I procedimenti sono a carico di imprenditori collusi, ma bisogna dire che non abbiamo denunce di imprenditori romani che subiscono estorsioni eppure il fenomeno c’è. Su Roma ci sono anche altri gruppi non necessariamente appartenenti al crimine organizzato che taglieggiano, praticano usura con conseguente estorsione. Le denunce non è che siano molte anche nel sud pontino dove ci sono estorsioni di stampo mafioso. Alcune ci sono, ma il fenomeno è più vasto.
Si è molto parlato di omicidi, 27 dagli inizi dell’anno a Roma. Qual è il suo giudizio?
Non è il numero che deve spaventare, ma le modalità. Alcuni sono avvenuti anche in pieno giorno mentre le persone vanno a lavoro o accompagnano i figli a scuola, con una particolare ferocia, reiterazione come nel caso di Simmi (Flavio Simmi, ammazzato nel quartiere Prati a luglio con 9 colpi di pistola, ndr) prima gambizzato e poi successivamente ucciso. Alcuni sono avulsi dal contesto, altri sono la conseguenza di atti delittuosi, come l’ultimo avvenuto a San Basilio, ma ce ne sono un certo numero, per la personalità della vittima o per la modalità, che appartengono ad un contesto criminale. Non c’è un collegamento tra questi fatti delittuosi, questo emerge dai delitti risolti e da quelli in via di risoluzione (6, ndr).
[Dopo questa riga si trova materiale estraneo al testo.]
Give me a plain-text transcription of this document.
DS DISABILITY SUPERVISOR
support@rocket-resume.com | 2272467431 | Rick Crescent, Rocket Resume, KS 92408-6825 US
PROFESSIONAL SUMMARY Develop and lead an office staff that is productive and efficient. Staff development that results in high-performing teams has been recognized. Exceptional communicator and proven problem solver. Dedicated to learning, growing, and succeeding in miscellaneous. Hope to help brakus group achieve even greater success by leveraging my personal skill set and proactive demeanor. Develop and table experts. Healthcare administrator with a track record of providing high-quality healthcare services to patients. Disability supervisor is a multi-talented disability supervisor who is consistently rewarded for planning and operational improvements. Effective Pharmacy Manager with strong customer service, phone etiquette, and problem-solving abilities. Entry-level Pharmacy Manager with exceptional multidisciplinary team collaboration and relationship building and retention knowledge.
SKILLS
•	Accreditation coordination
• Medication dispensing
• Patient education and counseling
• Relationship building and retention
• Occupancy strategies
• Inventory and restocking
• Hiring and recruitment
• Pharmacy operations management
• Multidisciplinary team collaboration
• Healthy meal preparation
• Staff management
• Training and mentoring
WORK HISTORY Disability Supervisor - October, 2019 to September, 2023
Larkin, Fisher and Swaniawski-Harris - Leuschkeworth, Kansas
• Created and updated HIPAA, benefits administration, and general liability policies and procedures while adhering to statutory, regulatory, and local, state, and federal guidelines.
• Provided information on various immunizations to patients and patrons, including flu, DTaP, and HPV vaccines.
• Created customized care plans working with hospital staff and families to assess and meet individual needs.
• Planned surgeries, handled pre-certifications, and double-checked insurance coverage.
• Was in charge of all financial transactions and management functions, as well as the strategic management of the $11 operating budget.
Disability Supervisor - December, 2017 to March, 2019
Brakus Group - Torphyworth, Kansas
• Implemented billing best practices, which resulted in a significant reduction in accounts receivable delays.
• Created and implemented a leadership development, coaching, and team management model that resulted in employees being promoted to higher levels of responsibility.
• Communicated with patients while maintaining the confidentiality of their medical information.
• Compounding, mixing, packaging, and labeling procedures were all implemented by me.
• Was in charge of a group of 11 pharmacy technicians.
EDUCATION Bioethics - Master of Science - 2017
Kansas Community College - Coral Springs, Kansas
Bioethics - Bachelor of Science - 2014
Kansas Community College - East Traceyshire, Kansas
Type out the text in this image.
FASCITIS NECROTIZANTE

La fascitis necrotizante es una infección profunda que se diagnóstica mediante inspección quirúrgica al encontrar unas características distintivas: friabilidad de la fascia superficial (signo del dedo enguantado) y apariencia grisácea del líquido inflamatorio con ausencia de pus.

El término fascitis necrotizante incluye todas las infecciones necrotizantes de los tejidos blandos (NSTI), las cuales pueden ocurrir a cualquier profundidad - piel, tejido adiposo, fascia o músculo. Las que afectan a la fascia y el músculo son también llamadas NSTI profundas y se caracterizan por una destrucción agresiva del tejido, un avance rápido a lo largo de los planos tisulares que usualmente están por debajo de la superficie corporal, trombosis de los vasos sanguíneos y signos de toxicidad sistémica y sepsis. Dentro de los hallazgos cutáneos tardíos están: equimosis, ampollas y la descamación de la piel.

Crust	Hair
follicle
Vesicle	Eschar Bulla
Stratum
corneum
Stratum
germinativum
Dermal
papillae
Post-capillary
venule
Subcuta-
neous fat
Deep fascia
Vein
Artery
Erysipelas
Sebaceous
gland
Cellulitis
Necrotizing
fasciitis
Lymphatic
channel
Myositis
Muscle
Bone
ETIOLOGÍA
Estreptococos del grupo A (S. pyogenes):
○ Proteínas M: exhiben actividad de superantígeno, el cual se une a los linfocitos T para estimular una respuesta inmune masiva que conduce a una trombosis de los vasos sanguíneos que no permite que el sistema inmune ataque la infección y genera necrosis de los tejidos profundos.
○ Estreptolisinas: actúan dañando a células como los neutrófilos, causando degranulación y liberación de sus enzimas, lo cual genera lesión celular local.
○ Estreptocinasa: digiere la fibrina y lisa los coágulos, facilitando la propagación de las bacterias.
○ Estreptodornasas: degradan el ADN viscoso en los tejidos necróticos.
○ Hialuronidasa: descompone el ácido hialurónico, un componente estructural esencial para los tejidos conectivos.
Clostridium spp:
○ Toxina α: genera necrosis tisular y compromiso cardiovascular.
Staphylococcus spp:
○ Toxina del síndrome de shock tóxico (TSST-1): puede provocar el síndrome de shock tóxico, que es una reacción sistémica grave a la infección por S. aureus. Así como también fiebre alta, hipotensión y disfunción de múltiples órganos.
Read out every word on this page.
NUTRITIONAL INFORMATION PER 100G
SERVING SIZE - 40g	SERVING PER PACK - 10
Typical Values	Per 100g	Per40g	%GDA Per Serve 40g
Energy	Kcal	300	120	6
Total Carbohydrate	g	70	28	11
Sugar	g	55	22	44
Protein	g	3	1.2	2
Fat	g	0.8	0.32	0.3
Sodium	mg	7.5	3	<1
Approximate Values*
La mia impressione è che sono saltati i meccanismi di autoregolamentazione in ambienti criminali, prima si minacciava ora si ammazza. Si ricorre più sovente alla violenza, all’omicidio anche per una partita di droga non pagata, per vendicare uno sgarro. Nel 2009 abbiamo avuto l’arresto di Michele Senese, il personaggio più influente nel traffico di droga, e dopo la sua cattura c’è un riequilibrio, ci sono bande che si dividono le numerose piazze di spaccio.
La presenza criminale è diffusa in tutto il territorio romano?
Ci sono soggetti investigativamente interessanti in ogni quartiere, questo non significa che li controllino, ma certo in certe zone la situazione è complicata. Strade, quadrilateri dove più forte è la presenza di questi personaggi. Aree controllate da vedette, dove più difficile è l’intervento degli agenti che, se non calibrato, non porta a nessun risultato
Lei ha parlato di riciclaggio. Il parlamento ha approvato il codice antimafia. C’è un problema relativo all’aggressione ai patrimoni?
Sì. Il termine inserito per i procedimenti di prevenzione che porta alla confisca dei patrimoni rischia di rendere vano il nostro lavoro. Il termine previsto è di un anno e mezzo prorogabile due volte di 6 mesi, per un massimo di due anni e mezzo per il primo grado, lo stesso per il secondo grado. Sembrerebbe un termine lunghissimo, ma ci sono casi molto complessi che necessitano di approfondimenti, perizie, talvolta di rogatorie internazionali, che portano via molto tempo. La vicenda degli Alvaro, ad esempio, la confisca è avvenuta solo adesso mentre il sequestro è stato disposto nel 2009. E’ una corsa contro il tempo, se superiamo questo termine la confisca viene meno, cancellando il nostro lavoro, vanificandolo di fatto. C’è un altro problema correlato nella gestione del bene. Fino a che non si arriva al provvedimento definitivo, l’amministratore del bene, sapendo che potrebbe decadere, avrà maggiori difficoltà nel gestire il patrimonio sequestrato.